The year was 1980-something. The place, West Virginia. I remember hearing the news about (and having several friends/acquaintances personally hit by) massive layoffs at a number of large companies. These layoffs disproportionately affected those who where known as “middle management.” That is, they weren’t the low-level managers who were directly responsible for meeting production goals or handling employees nor were they the upper-level managers who were arguably setting policy for the company and navigating it through some difficult economic times.
That is, these were bureaucrats who just weren’t adding much to the bottom line. Today, we are looking at a possible enormous expansion of middle-management–in government this time. With that context, Chris Chantrill examines government bureaucracies and finds them wanting:
When they fall, or rather fail, according to the implacable Law of Unintended Consequences, politicians and activists just demand another bureaucracy to supervise the first one.
But why does anyone think that a vast bureaucratic health system is going to deliver good health care? Bureaucracies are not instituted among men to provide service. They are immovable intermediaries between a powerful sovereign and a powerless people. They are created to control people. This is obvious if you study the origins of the modern bureaucracy.

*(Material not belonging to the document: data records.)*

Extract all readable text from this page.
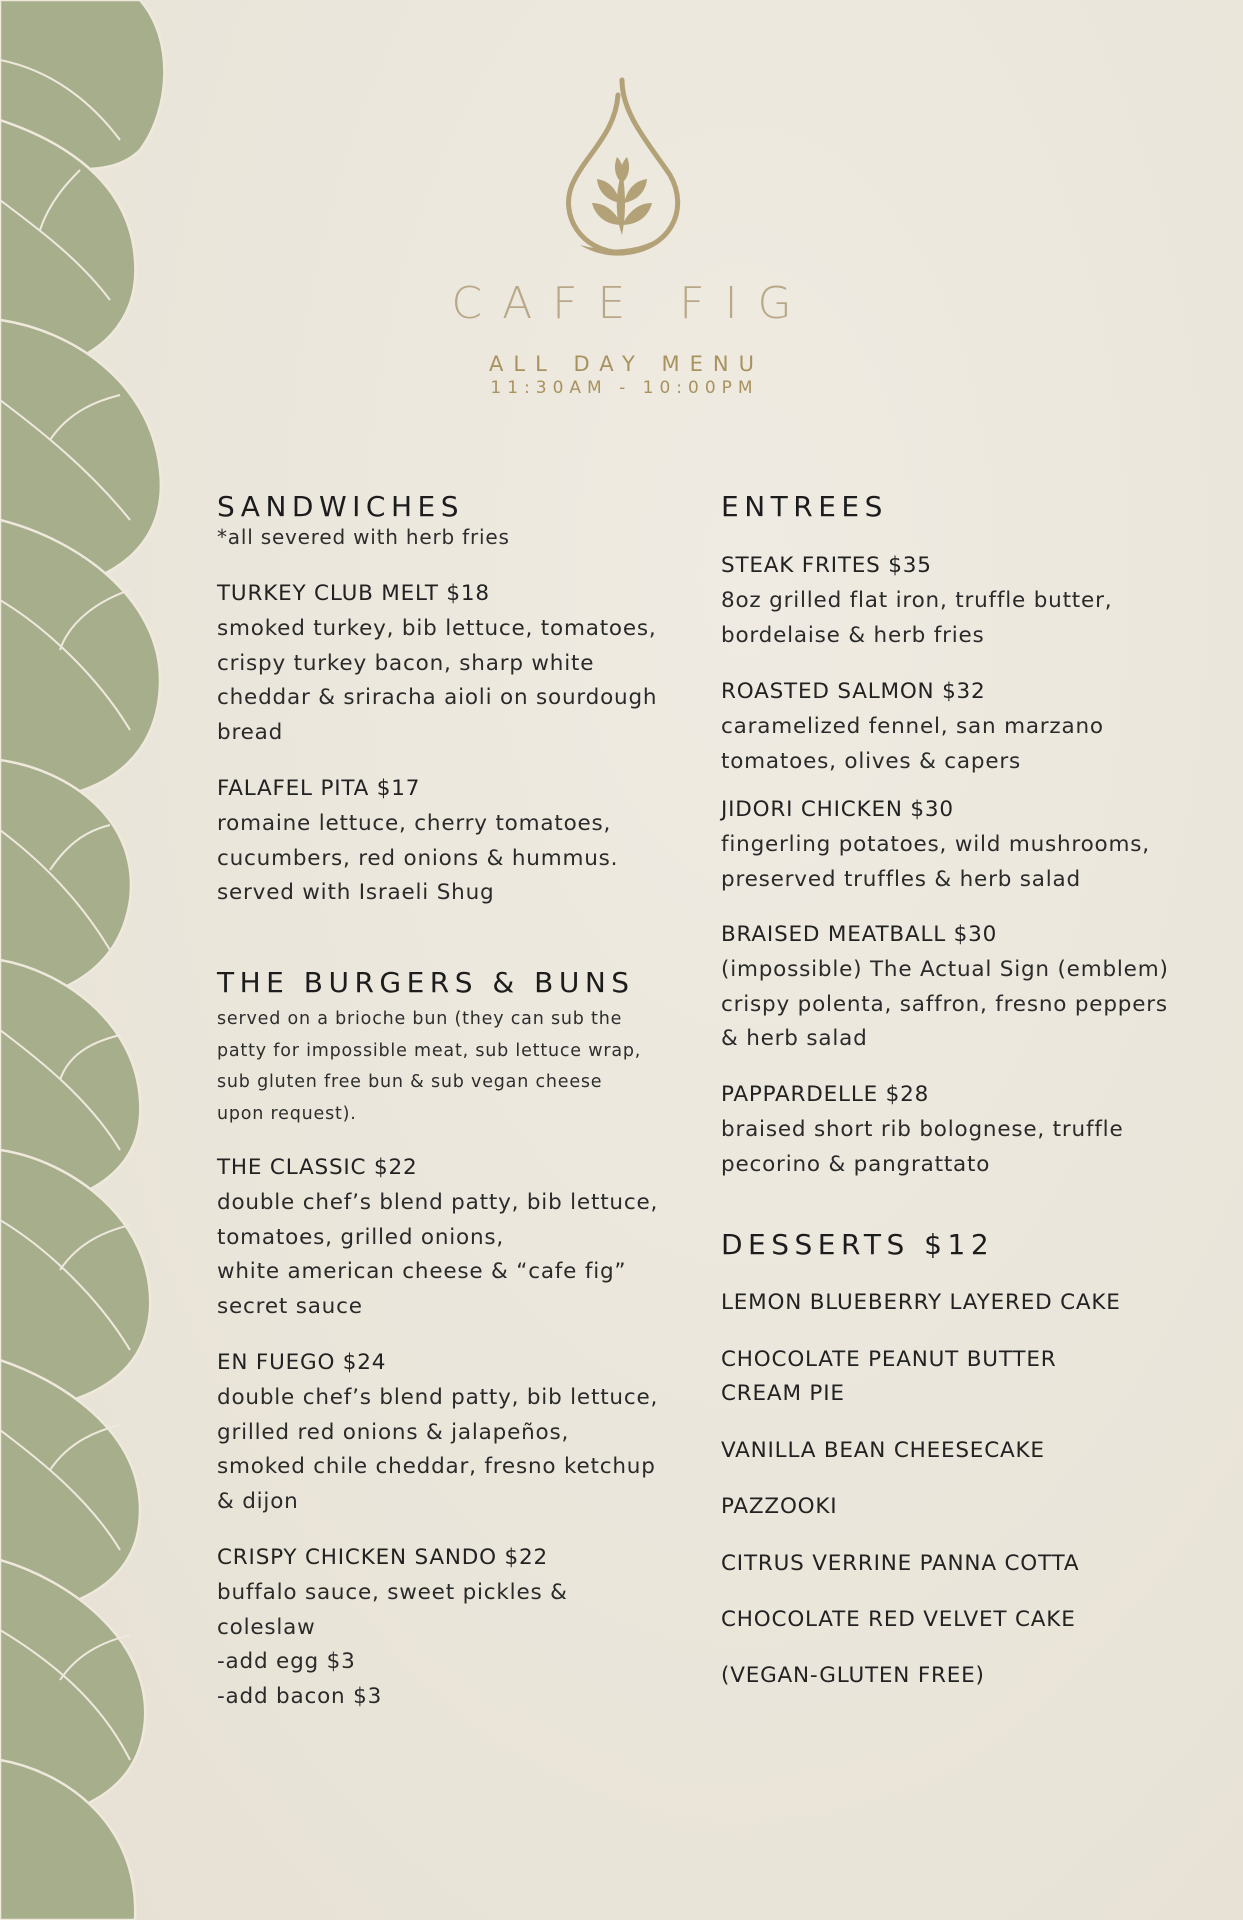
CAFE FIG
ALL DAY MENU
11:30AM - 10:00PM
SANDWICHES
*all severed with herb fries
TURKEY CLUB MELT $18
smoked turkey, bib lettuce, tomatoes,
crispy turkey bacon, sharp white
cheddar & sriracha aioli on sourdough
bread
FALAFEL PITA $17
romaine lettuce, cherry tomatoes,
cucumbers, red onions & hummus.
served with Israeli Shug
THE BURGERS & BUNS
served on a brioche bun (they can sub the
patty for impossible meat, sub lettuce wrap,
sub gluten free bun & sub vegan cheese
upon request).
THE CLASSIC $22
double chef’s blend patty, bib lettuce,
tomatoes, grilled onions,
white american cheese & “cafe fig”
secret sauce
EN FUEGO $24
double chef’s blend patty, bib lettuce,
grilled red onions & jalapeños,
smoked chile cheddar, fresno ketchup
& dijon
CRISPY CHICKEN SANDO $22
buffalo sauce, sweet pickles &
coleslaw
-add egg $3
-add bacon $3
ENTREES
STEAK FRITES $35
8oz grilled flat iron, truffle butter,
bordelaise & herb fries
ROASTED SALMON $32
caramelized fennel, san marzano
tomatoes, olives & capers
JIDORI CHICKEN $30
fingerling potatoes, wild mushrooms,
preserved truffles & herb salad
BRAISED MEATBALL $30
(impossible) The Actual Sign (emblem)
crispy polenta, saffron, fresno peppers
& herb salad
PAPPARDELLE $28
braised short rib bolognese, truffle
pecorino & pangrattato
DESSERTS $12
LEMON BLUEBERRY LAYERED CAKE
CHOCOLATE PEANUT BUTTER
CREAM PIE
VANILLA BEAN CHEESECAKE
PAZZOOKI
CITRUS VERRINE PANNA COTTA
CHOCOLATE RED VELVET CAKE
(VEGAN-GLUTEN FREE)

Is that not true? Bureaucracies exist to protect the head of an organization/country (and in the end, to protect themselves).
Government bureaucracy really got its start in western culture when the monarchs of Europe wanted to extract more taxes from their peoples. They needed the money to finance their armies and to copy the extravagant lifestyle of Louis XIV in France. Thus 18th century Prussian kings like Frederick the Great worked overtime to smash the traditional social structures and local power elites so they could extract more taxes.

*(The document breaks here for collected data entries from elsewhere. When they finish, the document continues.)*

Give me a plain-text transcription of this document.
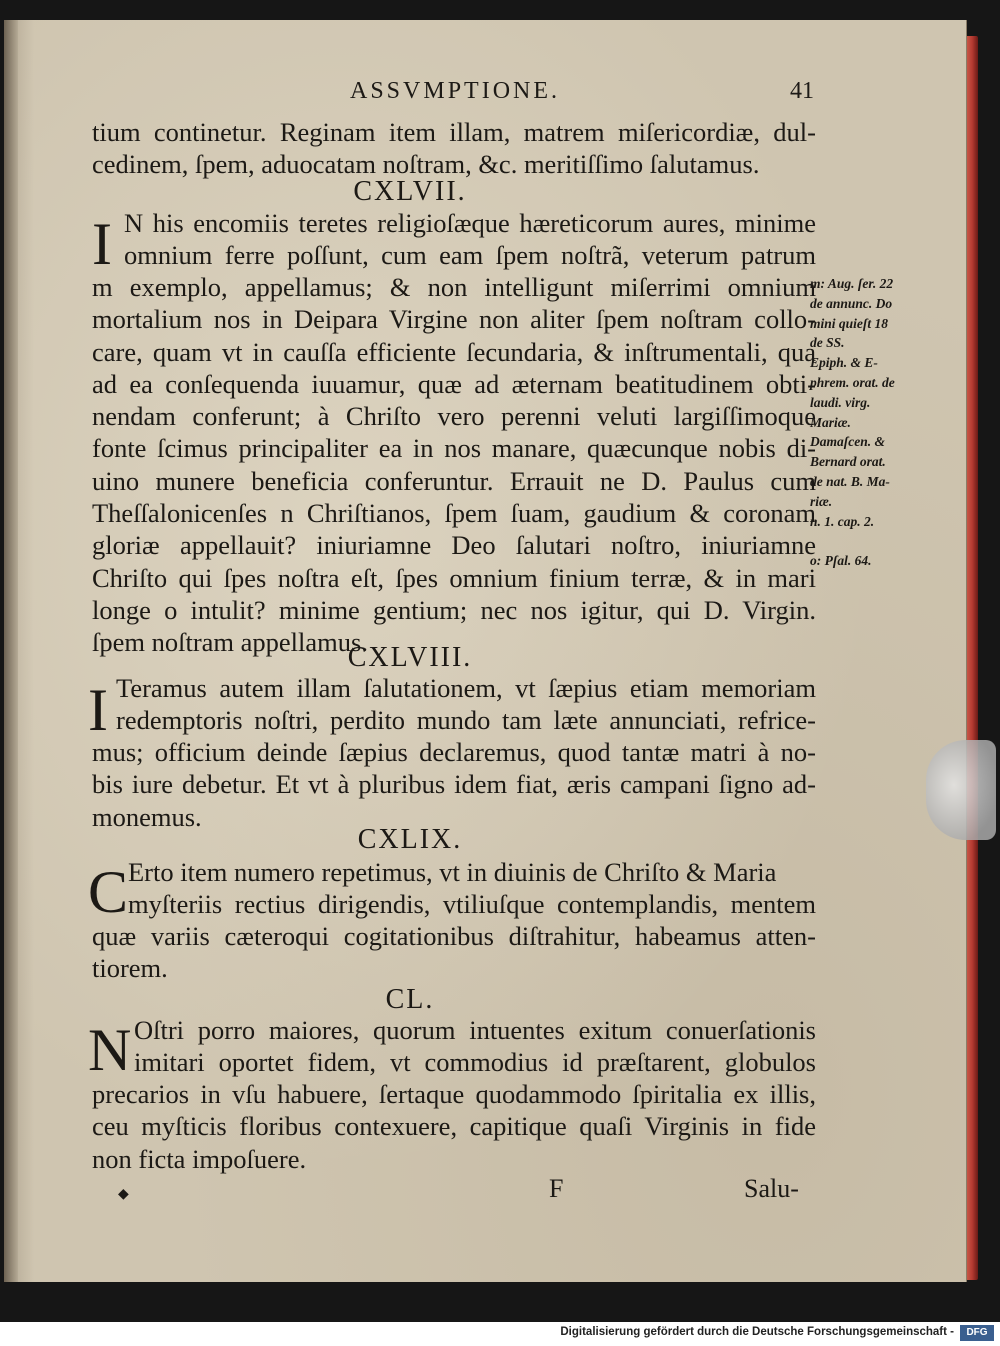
ASSVMPTIONE.	41
tium continetur. Reginam item illam, matrem miſericordiæ, dul-
cedinem, ſpem, aduocatam noſtram, &c. meritiſſimo ſalutamus.
CXLVII.
I N his encomiis teretes religioſæque hæreticorum aures, minime
omnium ferre poſſunt, cum eam ſpem noſtrã, veterum patrum
m exemplo, appellamus; & non intelligunt miſerrimi omnium
mortalium nos in Deipara Virgine non aliter ſpem noſtram collo-
care, quam vt in cauſſa efficiente ſecundaria, & inſtrumentali, qua
ad ea conſequenda iuuamur, quæ ad æternam beatitudinem obti-
nendam conferunt; à Chriſto vero perenni veluti largiſſimoque
fonte ſcimus principaliter ea in nos manare, quæcunque nobis di-
uino munere beneficia conferuntur. Errauit ne D. Paulus cum
Theſſalonicenſes n Chriſtianos, ſpem ſuam, gaudium & coronam
gloriæ appellauit? iniuriamne Deo ſalutari noſtro, iniuriamne
Chriſto qui ſpes noſtra eſt, ſpes omnium finium terræ, & in mari
longe o intulit? minime gentium; nec nos igitur, qui D. Virgin.
ſpem noſtram appellamus.
m: Aug. ſer. 22
de annunc. Do
mini quieſt 18
de SS.
Epiph. & E-
phrem. orat. de
laudi. virg.
Mariæ.
Damaſcen. &
Bernard orat.
de nat. B. Ma-
riæ.
n. 1. cap. 2.

o: Pſal. 64.
CXLVIII.
I Teramus autem illam ſalutationem, vt ſæpius etiam memoriam
redemptoris noſtri, perdito mundo tam læte annunciati, refrice-
mus; officium deinde ſæpius declaremus, quod tantæ matri à no-
bis iure debetur. Et vt à pluribus idem fiat, æris campani ſigno ad-
monemus.
CXLIX.
C Erto item numero repetimus, vt in diuinis de Chriſto & Maria
myſteriis rectius dirigendis, vtiliuſque contemplandis, mentem
quæ variis cæteroqui cogitationibus diſtrahitur, habeamus atten-
tiorem.
CL.
N Oſtri porro maiores, quorum intuentes exitum conuerſationis
imitari oportet fidem, vt commodius id præſtarent, globulos
precarios in vſu habuere, ſertaque quodammodo ſpiritalia ex illis,
ceu myſticis floribus contexuere, capitique quaſi Virginis in fide
non ficta impoſuere.
◆	F	Salu-
Digitalisierung gefördert durch die Deutsche Forschungsgemeinschaft -	DFG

In those days, society was organized locally. People in the cities belonged to guilds and other corporate groups. They owed their loyalty and paid their taxes to their local leaders rather than to kings. To get around the local power centers, the kings created tax-collection bureaucracies to identify potential sources of revenue and extract directly from the people the taxes needed for the army and the royal palace.
Go, read it all and consider how this security blanket of universal health care is a poor trade for the burden which more regulation, red tape, and taxation will bring. In short, isn’t it time to get rid of a few desks, instead of adding more of them?